Der TATORT aus Sicht eines Wieners

Als Wiener wuchs ich mitten in einer Welt skurriler Fernseh-Figuren auf. Schon in sehr jungen Jahren waren mir Kottan, "Mundl" und auch Marek ein Begriff.

Der allererste Marek-TATORT 1971: Mordverdacht (Bild:ORF)

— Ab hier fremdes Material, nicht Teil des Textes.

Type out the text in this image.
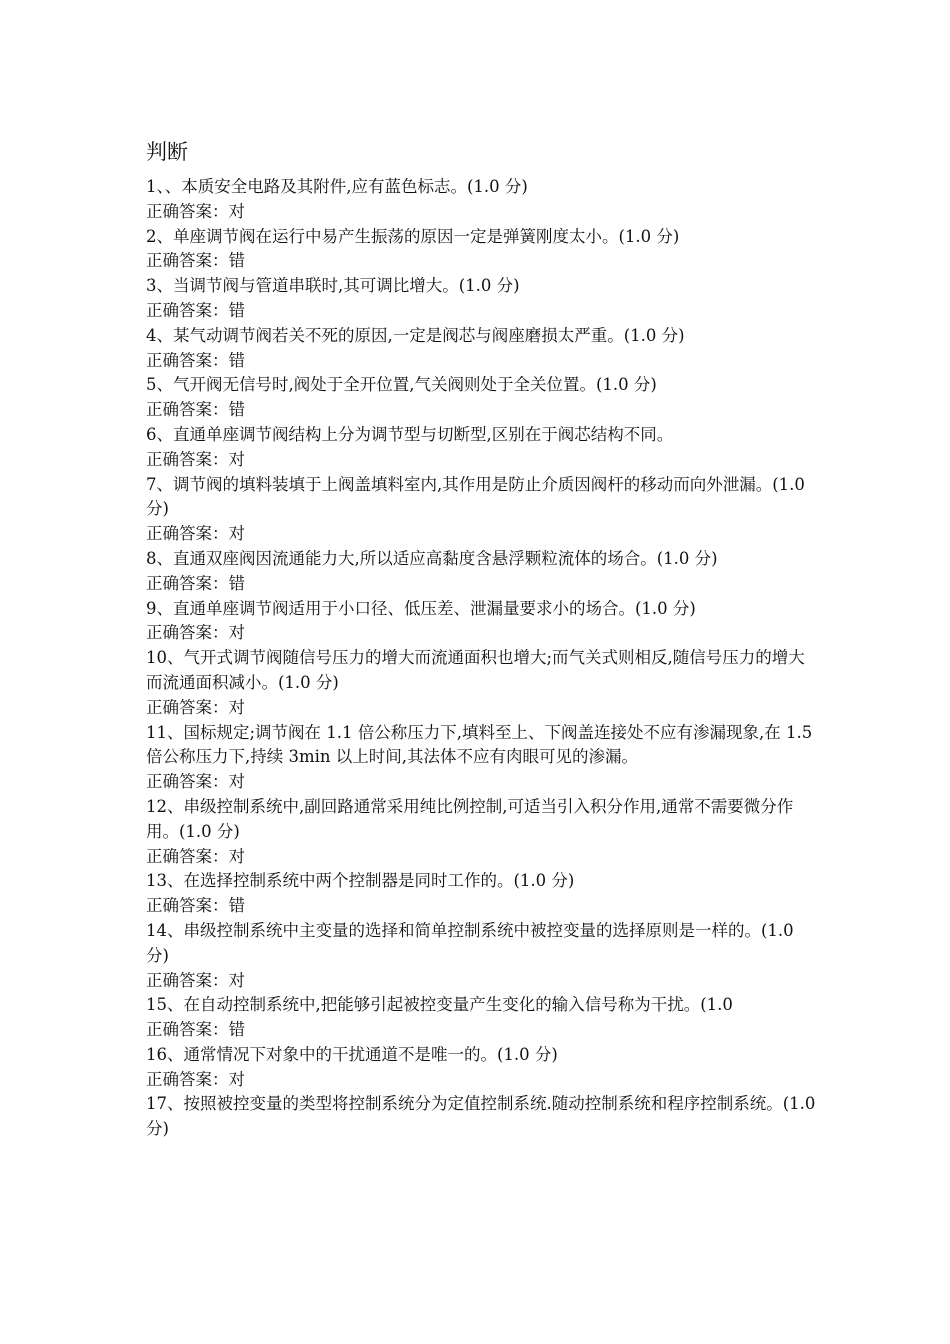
判断

1、、本质安全电路及其附件,应有蓝色标志。(1.0 分)

正确答案：对

2、单座调节阀在运行中易产生振荡的原因一定是弹簧刚度太小。(1.0 分)

正确答案：错

3、当调节阀与管道串联时,其可调比增大。(1.0 分)

正确答案：错

4、某气动调节阀若关不死的原因,一定是阀芯与阀座磨损太严重。(1.0 分)

正确答案：错

5、气开阀无信号时,阀处于全开位置,气关阀则处于全关位置。(1.0 分)

正确答案：错

6、直通单座调节阀结构上分为调节型与切断型,区别在于阀芯结构不同。

正确答案：对

7、调节阀的填料装填于上阀盖填料室内,其作用是防止介质因阀杆的移动而向外泄漏。(1.0 分)

正确答案：对

8、直通双座阀因流通能力大,所以适应高黏度含悬浮颗粒流体的场合。(1.0 分)

正确答案：错

9、直通单座调节阀适用于小口径、低压差、泄漏量要求小的场合。(1.0 分)

正确答案：对

10、气开式调节阀随信号压力的增大而流通面积也增大;而气关式则相反,随信号压力的增大而流通面积减小。(1.0 分)

正确答案：对

11、国标规定;调节阀在 1.1 倍公称压力下,填料至上、下阀盖连接处不应有渗漏现象,在 1.5 倍公称压力下,持续 3min 以上时间,其法体不应有肉眼可见的渗漏。

正确答案：对

12、串级控制系统中,副回路通常采用纯比例控制,可适当引入积分作用,通常不需要微分作用。(1.0 分)

正确答案：对

13、在选择控制系统中两个控制器是同时工作的。(1.0 分)

正确答案：错

14、串级控制系统中主变量的选择和简单控制系统中被控变量的选择原则是一样的。(1.0 分)

正确答案：对

15、在自动控制系统中,把能够引起被控变量产生变化的输入信号称为干扰。(1.0

正确答案：错

16、通常情况下对象中的干扰通道不是唯一的。(1.0 分)

正确答案：对

17、按照被控变量的类型将控制系统分为定值控制系统.随动控制系统和程序控制系统。(1.0 分)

Den Marek schaute ich mir an, ohne diesen mit einer Krimi-Reihe in Verbindung zu bringen. Diese Figur war so "harmlos", dass es offensichtlich Kindern gestattet war, ihn bei der "Ermittlungsarbeit" zu beobachten. Eine skurrile Gestalt; ein typischer Beamter für die damalige Zeit. Marek, der "Praktiker" Wirz, und der "Intellektuelle" Kraindl machen ihre Arbeit in einem Wiener Bezirkspolizeikommissariat. Sie sprechen und handeln so, wie es für die österreichischen Kriminalbehörden üblich war. Marek verkörpert den Kommissar, der mit viel Schmäh, ein bisserl Grant und dem "Herz an der richtigen Stelle" ausgestattet ist. Die Fälle, welche er zu bearbeiten hat, sieht er als Herausforderung an, ohne mit übertriebener Heftigkeit der Auflösung entgegenzustreben. Kein anderer Wiener Kommissar strahlte die Wiener Gemütlichkeit so realistisch aus wie eben Marek. Die Menschen in Wien sprachen über ihn wie über einen Nachbarn. Für mich gab es nur Marek und keinen "Tatort". Von bundesdeutschen "Tatort"s hatte ich keine Ahnung. Da gab es doch "Kottan"; eine Serie, die ich ebenso schätzte wie den Marek. Dieser zum Teil bitterböse, zum Teil flockig leichte Zynismus, verzauberte zahlreiche Wiener Fernsehkonsumenten. Kottan war wie Marek "Kult". Der Kampf von Präsident Pilch mit der Kaffeemaschine war nur einer von vielen Höhepunkten, die jene Serie zu bieten hatte. Kottan (in Gestalt von Vogel, Buchrieser und Resetarits) ist ein bärbeißiger Major, der seine eigenen Methoden anzuwenden weiß, wenn es um die Auflösung eines Falles geht. Ist es bei Marek die vielzitierte Gemütlichkeit und der typische Wiener Schmäh; so ist es bei Kottan eher das vorgegaukelte Desinteresse, und die bizarre Familienidylle, welche neben den eigenartigen Kollegen im Mittelpunkt stehen.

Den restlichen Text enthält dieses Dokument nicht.